One solution? Facebook AI moderators, new algorithms to replace a workforce that consistently accuses low pay and high stress.

According to a recent Wall Street Journal report, which reviewed internal Facebook documents, the company doesn’t have enough employees who know the local languages in every country where Facebook has a presence, so they can’t monitor the content there.

With more than 90% of users outside of North America, the situation looks grim, in areas like Ethiopia and Arab-speaking countries, where conflict, ethnic cleansing, human trafficking and drug cartels are a huge problems.

To make matters worse, a former vice president at Facebook told WSJ that the potential harm that this social media platform could have in foreign countries is “simply the cost of doing business” and that “very rarely a significant, concerted effort to invest in fixing those areas.”

So, is AI content moderation the solution? It could be but not right now.

An article that ran in ArsTechnica revealed that “Facebook AI moderator confused videos of mass shootings and car washes”.

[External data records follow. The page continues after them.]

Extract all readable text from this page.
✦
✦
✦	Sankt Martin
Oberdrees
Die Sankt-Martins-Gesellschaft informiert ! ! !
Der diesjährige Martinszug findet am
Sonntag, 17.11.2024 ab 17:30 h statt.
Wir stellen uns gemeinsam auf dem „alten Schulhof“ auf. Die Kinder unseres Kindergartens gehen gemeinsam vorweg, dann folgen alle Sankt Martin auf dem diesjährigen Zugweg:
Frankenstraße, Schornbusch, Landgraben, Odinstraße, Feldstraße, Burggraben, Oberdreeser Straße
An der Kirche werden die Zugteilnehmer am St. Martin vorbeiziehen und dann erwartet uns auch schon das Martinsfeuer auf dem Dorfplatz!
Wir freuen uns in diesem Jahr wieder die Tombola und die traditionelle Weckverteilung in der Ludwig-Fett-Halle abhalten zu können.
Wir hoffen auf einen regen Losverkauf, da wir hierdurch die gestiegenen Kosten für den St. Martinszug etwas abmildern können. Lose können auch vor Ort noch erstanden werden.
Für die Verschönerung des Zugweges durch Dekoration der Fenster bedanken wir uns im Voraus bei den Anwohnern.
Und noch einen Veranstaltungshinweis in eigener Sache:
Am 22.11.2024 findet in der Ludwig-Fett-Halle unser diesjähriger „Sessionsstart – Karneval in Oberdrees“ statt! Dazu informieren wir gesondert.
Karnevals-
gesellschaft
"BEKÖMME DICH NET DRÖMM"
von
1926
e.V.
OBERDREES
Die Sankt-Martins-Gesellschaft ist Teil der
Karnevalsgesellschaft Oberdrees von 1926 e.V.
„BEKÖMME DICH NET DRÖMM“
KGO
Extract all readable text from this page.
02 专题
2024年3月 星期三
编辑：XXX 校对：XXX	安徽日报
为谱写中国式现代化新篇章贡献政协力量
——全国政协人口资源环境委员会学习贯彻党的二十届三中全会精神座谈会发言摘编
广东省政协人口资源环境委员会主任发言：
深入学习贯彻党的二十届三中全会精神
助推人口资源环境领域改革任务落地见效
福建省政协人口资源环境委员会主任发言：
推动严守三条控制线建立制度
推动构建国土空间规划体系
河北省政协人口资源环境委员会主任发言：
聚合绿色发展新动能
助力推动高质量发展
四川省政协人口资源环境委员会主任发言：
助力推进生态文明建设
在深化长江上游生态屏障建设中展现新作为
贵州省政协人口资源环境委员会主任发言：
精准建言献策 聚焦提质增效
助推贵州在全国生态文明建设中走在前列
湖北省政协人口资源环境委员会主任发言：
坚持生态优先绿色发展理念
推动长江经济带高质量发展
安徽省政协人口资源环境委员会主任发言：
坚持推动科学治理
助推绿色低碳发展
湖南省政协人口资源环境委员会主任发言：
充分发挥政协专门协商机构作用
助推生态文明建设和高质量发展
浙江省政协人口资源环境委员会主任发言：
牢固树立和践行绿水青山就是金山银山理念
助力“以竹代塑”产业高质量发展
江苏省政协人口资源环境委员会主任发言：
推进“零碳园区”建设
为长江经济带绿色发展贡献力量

“Through the end of 2019, we expect to have trained our systems to proactively detect the vast majority of problematic content,” said Mark Zuckerberg in November 2018, and ever since then the company has relied more and more on automated tools. 

However, in Facebook internal documents revealed by whistleblowers and journalists, things are pretty grim. Automated moderators confused cockfights as car washes and mash shootings as paintball games. Text-wise, the company estimates that it can identify just 0.23 percent of the hate speech posted on the platform in Afghanistan.

AI might have been touted as the solution but it’s simply not ready yet. 

The unfortunate reality is that, for every minute you scroll through this app, a worker somewhere has to see the worst of humanity. You decide where to go next.